I have read that Custer's men were armed with single-shot rifles compared the repeating rifles of their attackers because the Army believed repeating rifles would encourage wasteful shooting practices.  (This is a rather logical assumption; panic may cause you to replace accurate shots with many poorly aimed shots.)  Does anyone have a source for that?


  1. There's this historynet article, but it isn't footnoted unfortunately. It says that perhaps 1/4 of the native-American side had repeating rifles, based upon archeology of cartridge casings and other findings on the battlefield.

  2. From here:

    >You’ll find the most detailed answers to this question in three fine books: "Archaeological Perspectives on the Battle of the Little Bighorn" and "Archeological Insights into the Custer Battle" base their conclusions on the analysis of battlefield artifacts. "They Died with Custer: Soldiers’ Bones from the Battle of the Little Bighorn" —examining skeletal remains to determine how individual soldiers died — is a fascinating blend of history, archeology and forensic anthropology.

    >Archaeological Perspectives on the Battle of the Little Bighorn (p. 105) identifies forty-two firearm types used in the battle. Based on cartridge cases and bullets found at both battle sites, this book lists (table 8, p. 112) an astonishing number of different revolvers like the .32 Forehand and Wadsworth, .36 Colt, .38 Colt, .42 Forehand and Wadsworth, .44 Smith and Wesson, .44 Colt 1860, .44 Colt 1871, .44 Colt 1872, .44 Remington 1858 and the .45 Colt 1873.
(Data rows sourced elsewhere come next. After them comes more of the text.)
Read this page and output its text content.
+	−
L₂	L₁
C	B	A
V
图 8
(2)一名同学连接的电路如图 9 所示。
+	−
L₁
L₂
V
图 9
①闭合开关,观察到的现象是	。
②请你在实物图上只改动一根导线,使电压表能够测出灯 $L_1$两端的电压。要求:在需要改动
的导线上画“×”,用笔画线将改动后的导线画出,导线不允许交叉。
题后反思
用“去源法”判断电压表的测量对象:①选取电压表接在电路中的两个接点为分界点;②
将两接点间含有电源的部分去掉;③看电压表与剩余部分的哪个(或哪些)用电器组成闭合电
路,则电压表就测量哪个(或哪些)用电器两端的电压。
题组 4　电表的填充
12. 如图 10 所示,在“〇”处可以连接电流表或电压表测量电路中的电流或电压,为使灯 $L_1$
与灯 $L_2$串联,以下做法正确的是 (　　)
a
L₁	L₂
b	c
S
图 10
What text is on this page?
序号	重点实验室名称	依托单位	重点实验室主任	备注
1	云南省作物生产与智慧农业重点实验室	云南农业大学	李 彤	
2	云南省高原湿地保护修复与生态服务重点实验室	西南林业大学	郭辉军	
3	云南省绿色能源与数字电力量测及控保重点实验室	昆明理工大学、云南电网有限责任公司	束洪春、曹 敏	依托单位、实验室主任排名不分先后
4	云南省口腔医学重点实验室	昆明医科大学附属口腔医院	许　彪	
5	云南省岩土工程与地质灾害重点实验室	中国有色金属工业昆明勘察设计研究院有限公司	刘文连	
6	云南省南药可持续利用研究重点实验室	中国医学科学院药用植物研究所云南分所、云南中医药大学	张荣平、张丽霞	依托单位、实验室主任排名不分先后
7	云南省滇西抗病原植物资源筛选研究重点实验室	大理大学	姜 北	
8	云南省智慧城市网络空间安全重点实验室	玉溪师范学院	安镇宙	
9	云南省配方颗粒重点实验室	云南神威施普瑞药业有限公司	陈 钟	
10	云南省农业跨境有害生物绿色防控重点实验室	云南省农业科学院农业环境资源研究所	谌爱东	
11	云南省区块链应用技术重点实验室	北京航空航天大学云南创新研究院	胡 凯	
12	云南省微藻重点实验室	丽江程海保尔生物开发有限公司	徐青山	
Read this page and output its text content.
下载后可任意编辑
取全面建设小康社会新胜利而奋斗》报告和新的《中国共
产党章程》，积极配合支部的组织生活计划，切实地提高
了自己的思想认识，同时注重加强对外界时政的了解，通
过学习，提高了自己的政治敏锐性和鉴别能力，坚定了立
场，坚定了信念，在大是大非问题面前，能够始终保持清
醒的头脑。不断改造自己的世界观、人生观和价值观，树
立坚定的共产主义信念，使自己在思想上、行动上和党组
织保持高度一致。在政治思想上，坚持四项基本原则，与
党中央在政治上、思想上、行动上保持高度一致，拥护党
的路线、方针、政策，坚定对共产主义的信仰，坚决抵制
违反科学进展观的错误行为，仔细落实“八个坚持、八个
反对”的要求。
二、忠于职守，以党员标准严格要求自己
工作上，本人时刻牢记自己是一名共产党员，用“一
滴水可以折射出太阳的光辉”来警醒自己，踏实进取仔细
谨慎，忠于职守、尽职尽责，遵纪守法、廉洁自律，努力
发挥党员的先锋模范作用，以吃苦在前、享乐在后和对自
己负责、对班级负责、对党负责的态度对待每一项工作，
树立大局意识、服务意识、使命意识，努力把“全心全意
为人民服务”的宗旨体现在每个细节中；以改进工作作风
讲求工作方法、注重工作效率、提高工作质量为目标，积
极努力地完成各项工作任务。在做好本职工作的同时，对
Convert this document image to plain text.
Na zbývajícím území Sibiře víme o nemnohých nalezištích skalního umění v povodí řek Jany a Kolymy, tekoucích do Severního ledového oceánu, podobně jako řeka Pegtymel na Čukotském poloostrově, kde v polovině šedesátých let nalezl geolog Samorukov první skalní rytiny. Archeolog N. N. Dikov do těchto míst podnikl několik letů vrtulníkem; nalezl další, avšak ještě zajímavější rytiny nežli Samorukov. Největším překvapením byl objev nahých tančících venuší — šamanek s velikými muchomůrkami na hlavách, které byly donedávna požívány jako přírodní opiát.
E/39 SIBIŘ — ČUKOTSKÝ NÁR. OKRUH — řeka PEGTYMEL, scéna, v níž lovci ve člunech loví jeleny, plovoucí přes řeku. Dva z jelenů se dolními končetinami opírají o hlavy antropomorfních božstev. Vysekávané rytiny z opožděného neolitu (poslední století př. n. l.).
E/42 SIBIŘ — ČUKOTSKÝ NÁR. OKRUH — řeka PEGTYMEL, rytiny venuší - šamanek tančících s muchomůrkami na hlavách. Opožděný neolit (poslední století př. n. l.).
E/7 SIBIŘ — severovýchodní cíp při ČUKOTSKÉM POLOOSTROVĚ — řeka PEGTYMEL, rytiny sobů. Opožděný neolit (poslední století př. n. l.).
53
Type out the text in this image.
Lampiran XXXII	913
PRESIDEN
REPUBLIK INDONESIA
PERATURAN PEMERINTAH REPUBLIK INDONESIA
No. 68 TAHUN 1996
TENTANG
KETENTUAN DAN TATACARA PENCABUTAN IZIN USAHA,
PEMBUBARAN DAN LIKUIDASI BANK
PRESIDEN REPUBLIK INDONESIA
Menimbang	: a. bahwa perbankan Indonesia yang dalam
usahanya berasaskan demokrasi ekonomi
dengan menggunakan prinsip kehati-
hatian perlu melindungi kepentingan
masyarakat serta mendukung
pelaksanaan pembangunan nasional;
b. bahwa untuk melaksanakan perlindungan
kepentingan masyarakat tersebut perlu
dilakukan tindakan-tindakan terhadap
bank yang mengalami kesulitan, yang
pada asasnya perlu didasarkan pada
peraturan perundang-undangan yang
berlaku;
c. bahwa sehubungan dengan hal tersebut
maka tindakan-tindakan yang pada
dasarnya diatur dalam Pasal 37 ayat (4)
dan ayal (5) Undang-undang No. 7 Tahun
    >Rifles and carbines used included the .40 Sharps, .44 Evans, .44 Henry, .44 Ballard, .45 Springfield 1873, .45 Sharps sporting rifle, .45 Sharps, .50 Maynard, .50 Sharps, .50 Springfield, .50 Smith, .54 Starr, .56/56 Spencer, 56/50 Spencer and .577 Enfield. There was also at least one shotgun used in the fight.

    >No one knows how many thousands of cartridge cases, spent bullets and arrowheads souvenir hunters spirited away before archaeologists started work on the battlefield in 1984. I’ve read a number of accounts of visitors wandering around both sites picking up souvenirs in the first fifty years after the battle.